Die Aufzählung vieler emotional aufgeladener Kritikpunkte ohne klare Sachargumente zählt leider zu Zeit wieder zu einer beliebten Strategie um Mitstreiter*innen zu gewinnen und sollte daher umso wachsamer machen.

Tatsächlich sind jedoch mit dieser Vielfalt an Scheinargumenten noch nicht alle Punkte abgedeckt, die die Bürgerinitiative anführt.

Besonders die ersten beiden Punkte „1. Fehlende Grundversorgung; geringer Auslastungsgrad“ und „2. Jämmerliches Nutzen-Kosten-Verhältnis“ wirken um einiges sachlicher und bedürfen daher einer gesonderten Betrachtung.

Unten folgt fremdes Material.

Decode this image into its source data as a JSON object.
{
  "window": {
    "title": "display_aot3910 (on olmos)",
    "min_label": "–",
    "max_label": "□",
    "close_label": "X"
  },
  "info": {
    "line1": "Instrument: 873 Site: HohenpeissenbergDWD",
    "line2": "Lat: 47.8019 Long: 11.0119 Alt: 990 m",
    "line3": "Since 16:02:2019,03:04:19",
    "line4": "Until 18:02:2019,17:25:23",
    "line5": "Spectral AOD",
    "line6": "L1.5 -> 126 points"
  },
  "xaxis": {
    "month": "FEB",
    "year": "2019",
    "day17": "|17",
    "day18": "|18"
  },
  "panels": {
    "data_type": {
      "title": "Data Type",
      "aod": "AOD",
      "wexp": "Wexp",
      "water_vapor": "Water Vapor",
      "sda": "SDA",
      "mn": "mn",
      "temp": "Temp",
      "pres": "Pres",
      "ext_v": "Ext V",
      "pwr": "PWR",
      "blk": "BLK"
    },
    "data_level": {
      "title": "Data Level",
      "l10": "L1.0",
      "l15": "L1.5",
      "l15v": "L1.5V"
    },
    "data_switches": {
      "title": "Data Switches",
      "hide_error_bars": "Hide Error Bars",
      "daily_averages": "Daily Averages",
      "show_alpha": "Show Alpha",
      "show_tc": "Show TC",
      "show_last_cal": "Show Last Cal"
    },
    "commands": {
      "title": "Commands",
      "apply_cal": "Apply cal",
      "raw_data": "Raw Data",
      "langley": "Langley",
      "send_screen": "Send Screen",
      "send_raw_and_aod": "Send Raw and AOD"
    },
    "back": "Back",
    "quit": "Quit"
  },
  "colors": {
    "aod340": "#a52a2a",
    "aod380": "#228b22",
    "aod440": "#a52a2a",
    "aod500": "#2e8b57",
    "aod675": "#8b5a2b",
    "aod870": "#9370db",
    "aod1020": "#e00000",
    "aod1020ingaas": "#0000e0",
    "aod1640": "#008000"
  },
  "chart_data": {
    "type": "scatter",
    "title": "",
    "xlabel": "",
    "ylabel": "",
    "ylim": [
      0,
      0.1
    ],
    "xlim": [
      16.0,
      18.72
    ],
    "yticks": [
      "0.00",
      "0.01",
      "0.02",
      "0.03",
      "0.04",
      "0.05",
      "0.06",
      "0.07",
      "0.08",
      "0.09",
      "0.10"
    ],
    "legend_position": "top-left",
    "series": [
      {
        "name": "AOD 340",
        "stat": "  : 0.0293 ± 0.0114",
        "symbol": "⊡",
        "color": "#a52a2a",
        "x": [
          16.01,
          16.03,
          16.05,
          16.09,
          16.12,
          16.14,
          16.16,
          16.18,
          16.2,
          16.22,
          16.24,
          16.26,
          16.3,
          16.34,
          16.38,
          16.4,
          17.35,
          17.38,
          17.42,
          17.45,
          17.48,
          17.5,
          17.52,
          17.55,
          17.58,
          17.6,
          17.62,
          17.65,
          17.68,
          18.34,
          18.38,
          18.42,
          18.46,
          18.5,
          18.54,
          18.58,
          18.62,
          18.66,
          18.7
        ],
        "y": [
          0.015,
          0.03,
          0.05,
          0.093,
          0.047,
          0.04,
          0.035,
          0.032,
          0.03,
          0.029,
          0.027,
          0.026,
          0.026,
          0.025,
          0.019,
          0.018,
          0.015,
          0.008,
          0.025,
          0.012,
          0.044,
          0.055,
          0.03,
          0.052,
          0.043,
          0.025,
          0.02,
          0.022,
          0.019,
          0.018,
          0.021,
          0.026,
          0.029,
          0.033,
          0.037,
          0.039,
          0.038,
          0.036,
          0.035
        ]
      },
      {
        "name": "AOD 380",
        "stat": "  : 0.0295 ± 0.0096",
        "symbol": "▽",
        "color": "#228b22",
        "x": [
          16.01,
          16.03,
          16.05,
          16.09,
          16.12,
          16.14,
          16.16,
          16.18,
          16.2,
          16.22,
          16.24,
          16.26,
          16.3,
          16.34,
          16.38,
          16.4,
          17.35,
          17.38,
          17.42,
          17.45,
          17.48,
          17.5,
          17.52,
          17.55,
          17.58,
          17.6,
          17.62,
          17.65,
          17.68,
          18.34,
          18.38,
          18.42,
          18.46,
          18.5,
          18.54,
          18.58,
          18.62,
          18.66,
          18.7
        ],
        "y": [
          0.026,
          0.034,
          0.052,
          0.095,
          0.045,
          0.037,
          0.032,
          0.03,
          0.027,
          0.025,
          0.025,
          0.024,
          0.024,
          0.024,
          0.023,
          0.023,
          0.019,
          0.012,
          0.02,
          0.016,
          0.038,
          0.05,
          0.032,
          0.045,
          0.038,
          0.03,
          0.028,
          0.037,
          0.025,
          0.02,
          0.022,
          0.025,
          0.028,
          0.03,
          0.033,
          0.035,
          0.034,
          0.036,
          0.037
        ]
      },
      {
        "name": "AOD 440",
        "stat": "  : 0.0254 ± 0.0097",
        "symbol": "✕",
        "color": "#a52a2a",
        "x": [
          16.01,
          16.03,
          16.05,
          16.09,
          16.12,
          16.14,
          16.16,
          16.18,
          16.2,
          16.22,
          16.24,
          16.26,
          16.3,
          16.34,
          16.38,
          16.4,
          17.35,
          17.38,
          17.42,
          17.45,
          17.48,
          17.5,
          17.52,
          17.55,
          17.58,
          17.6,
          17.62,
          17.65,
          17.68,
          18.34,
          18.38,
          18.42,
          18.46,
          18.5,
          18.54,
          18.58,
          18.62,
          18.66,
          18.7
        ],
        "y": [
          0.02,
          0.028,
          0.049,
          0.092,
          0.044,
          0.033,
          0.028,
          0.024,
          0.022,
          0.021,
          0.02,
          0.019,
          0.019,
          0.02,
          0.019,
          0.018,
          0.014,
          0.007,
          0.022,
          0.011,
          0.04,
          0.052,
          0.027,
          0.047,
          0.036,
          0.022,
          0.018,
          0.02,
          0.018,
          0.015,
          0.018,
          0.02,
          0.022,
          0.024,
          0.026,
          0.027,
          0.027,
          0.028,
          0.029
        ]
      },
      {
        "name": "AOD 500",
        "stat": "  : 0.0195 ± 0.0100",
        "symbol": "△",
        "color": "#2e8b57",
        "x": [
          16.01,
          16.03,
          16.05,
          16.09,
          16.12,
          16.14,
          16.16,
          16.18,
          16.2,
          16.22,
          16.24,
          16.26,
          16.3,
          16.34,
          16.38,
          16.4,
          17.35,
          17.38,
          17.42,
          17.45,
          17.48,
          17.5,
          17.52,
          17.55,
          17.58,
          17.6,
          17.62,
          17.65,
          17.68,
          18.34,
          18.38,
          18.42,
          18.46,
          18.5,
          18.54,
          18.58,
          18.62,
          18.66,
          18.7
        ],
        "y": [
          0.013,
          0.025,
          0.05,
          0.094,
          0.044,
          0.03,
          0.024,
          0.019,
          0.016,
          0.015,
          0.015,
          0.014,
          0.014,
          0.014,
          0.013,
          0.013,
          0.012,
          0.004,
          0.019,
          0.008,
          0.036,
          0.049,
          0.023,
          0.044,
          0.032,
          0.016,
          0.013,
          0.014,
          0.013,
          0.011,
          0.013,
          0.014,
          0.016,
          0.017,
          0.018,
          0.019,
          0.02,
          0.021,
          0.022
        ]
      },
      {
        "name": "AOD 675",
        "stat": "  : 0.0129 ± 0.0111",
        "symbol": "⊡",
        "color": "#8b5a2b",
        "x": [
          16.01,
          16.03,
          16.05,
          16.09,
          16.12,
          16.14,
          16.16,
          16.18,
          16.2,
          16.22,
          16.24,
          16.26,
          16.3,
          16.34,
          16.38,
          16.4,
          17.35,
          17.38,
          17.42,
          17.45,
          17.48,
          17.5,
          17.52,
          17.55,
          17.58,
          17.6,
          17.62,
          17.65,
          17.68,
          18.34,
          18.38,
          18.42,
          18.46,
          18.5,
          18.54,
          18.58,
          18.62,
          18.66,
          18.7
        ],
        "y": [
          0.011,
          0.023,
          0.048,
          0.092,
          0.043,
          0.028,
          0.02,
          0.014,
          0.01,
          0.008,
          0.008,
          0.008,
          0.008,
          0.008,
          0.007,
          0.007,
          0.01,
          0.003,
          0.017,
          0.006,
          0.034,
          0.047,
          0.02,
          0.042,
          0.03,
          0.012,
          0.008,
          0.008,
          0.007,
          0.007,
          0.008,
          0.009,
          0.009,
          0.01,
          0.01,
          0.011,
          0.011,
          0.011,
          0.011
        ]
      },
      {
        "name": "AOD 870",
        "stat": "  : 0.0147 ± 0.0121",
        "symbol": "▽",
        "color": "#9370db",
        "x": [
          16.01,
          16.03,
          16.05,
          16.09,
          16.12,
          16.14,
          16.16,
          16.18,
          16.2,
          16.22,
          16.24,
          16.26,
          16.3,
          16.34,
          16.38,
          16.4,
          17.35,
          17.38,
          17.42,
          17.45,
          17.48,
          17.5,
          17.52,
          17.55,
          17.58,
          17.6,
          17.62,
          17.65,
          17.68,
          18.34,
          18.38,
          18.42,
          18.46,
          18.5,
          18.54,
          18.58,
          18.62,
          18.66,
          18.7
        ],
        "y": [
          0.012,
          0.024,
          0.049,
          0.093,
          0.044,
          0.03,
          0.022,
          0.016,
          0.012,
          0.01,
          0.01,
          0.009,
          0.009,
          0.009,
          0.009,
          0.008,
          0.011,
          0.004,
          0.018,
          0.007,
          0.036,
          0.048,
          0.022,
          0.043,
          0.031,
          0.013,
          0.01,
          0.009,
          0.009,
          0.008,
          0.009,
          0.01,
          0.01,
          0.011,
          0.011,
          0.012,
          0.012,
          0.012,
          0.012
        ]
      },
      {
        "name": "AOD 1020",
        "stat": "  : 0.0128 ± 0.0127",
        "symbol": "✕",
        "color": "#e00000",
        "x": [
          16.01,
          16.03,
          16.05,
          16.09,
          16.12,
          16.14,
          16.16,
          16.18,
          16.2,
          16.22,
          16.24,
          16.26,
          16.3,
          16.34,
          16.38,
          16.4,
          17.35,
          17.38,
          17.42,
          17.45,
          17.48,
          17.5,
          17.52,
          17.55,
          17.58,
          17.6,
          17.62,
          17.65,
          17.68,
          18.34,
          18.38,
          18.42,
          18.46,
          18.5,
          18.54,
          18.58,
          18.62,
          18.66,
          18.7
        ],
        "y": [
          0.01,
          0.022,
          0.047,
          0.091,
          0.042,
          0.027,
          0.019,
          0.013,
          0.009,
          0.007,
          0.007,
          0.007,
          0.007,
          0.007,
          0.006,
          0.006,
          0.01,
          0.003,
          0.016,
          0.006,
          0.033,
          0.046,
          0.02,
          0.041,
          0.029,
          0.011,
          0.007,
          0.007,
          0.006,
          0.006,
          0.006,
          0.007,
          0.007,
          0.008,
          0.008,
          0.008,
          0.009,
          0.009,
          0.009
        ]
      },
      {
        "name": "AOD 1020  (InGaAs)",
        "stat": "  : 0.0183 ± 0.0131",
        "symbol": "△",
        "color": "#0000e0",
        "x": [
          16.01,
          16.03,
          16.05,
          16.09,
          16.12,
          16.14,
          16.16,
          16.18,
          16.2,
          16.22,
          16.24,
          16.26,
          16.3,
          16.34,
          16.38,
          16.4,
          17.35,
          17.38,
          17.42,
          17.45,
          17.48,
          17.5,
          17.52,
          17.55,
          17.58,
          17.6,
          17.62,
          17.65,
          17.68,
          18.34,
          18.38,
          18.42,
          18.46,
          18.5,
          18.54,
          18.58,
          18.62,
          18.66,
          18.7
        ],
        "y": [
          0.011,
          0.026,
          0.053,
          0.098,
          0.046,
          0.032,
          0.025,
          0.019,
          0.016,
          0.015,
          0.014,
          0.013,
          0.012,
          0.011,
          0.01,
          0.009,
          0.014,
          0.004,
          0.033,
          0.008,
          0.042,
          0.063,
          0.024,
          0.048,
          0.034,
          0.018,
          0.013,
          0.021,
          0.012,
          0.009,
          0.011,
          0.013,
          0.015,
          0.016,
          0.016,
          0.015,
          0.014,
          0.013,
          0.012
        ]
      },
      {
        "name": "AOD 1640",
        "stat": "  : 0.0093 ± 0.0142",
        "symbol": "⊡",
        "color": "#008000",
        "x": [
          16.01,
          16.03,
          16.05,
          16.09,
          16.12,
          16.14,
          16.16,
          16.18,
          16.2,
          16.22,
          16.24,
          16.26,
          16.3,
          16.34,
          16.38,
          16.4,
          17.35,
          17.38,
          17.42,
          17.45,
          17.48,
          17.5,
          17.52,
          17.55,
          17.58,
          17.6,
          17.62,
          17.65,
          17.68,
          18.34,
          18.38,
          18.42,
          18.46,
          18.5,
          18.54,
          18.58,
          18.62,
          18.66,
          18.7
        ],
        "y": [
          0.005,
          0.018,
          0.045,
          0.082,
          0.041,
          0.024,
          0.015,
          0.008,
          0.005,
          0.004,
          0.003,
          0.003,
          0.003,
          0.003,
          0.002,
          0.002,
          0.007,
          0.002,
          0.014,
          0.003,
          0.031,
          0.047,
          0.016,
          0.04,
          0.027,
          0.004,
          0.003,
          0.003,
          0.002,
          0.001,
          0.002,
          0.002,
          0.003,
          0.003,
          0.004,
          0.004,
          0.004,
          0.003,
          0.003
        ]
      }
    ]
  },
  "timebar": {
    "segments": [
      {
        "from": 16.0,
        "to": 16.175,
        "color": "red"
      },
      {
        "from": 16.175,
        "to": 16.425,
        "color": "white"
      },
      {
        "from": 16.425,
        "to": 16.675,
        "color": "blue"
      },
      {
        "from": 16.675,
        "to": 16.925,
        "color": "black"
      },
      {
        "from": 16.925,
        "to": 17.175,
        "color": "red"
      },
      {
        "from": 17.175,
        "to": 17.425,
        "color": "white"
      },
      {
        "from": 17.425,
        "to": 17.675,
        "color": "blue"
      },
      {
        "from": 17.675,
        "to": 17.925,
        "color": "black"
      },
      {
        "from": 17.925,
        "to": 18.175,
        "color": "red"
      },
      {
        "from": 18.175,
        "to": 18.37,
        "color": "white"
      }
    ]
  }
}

Sie beziehen sich auf eine angeblich geschönte Kosten-Nutzen-Untersuchung (NKU). Es wird dem Zentrum für integrierte Verkehrssysteme (ZIV) vorgeworfen überhöhte Fahrgastzahlen verwendet zu haben und die im Lauf der Planungsphase gestiegenen Baukosten nicht berücksichtigt zu habe. Die überhöhten Fahrgastzahlen versucht die „Bürgerinitiative Pro-Lichtwiese“ durch eine Grafik zu verdeutlichen, in der sie aufzeigt, dass die Fahrgastzahlen überproportional um 75% von der Studie 2012 zur Studie 2016 angestiegen seien.In dem sehr ausführlichen Dokument zur NKU wird der relativ hohe Anstieg unter anderem mit dem Bau des HMZs, der Einführung des Jobtickets und einer neuen Parkraumbewirtschaftung erklärt.

Es ist anzunehmen, dass die gestiegenen Investitionskosten sich deshalb nicht wesentlich in einem schlechteren NKU-Faktor ausdrücken, da es sich zum einen Teil um Investitionen handelt, die nicht direkt mit dem Bauvorhaben zu tun haben und daher nicht hin eingerechnet werden, und zum anderen Teil die erhöhten Investitionskosten durch erhöhte Fahrgastzahlen ausgeglichen werden. Allgemein sei hier angemerkt, dass die Bereitstellung von ÖPNV-Netzen fast nie ein finanziell selbst tragendes Unterfangen ist. Der NKU-Faktor ist daher nicht eine reine Summierung von Kosten und Nutzen, im Sinne von Einnahmen, sondern er betrachtet den volkswirtschaftlichen Nutzen.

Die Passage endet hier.